From Crashed Audi to 7 Million Subscribers: The Mat Armstrong Story

Channel: Mat Armstrong
Who: Mat Armstrong, Leicester, England
Subscribers: 7M+
Niche: Car restoration and modification

Mat Armstrong's own YouTube channel description says it all: "just a regular guy winging it as i go along." At 7 million subscribers, that line is either the most genuine thing on the platform, or the most brilliant piece of personal branding — probably both.

Mat grew up in Leicester, England, the son of a mechanic. His dad Tony taught him how engines worked before he was old enough to drive one. In his teens, that practical knowledge took a back seat to BMX — Mat went professional, competing across Europe and in Dubai, sponsored by Madd Gear Pro. Then, at the BMX World Championships, he dislocated his shoulder mid-trick. The injury kept coming back. At 20, the career was over.
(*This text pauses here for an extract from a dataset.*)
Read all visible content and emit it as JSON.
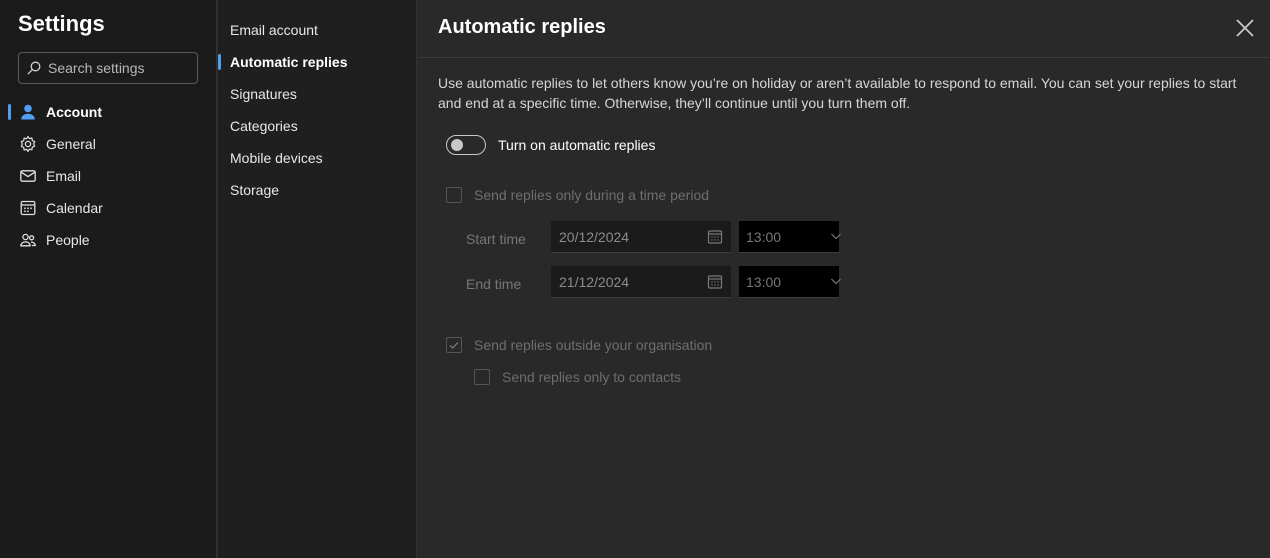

He launched his YouTube channel in 2013, initially posting BMX clips. The pivot to cars happened organically — the moment that changed everything was rebuilding his girlfriend's crashed Audi TT and putting the whole process on camera. Viewers couldn't get enough. Here was someone actually showing the mess, the mistakes, the problem-solving, and the triumph — not just the polished reveal.
From that Audi, Mat worked his way up. A £10,000 written-off Bentley Continental GT earned him his first major sponsorship and pushed him past 100,000 subscribers. Then came the Ferraris, the Porsches, and eventually — in 2024 — Marcus Rashford's crashed Mansory Rolls-Royce Wraith, bought at auction for £184,000 and rebuilt on camera. Rashford's own team sent spare parts to help. That's the scale Mat now operates at.

His most recent project is rebuilding a Bugatti Chiron Pur Sport — one of only 60 ever made — declared a total loss and picked up at auction. The channel that started with a dented Audi now routinely handles hypercars worth millions.

What hasn't changed is the voice. Mat still films in the same self-taught, unscripted style. Still shows the failures. Still says he's winging it.
Seven million people believe him — and that's exactly why they keep watching.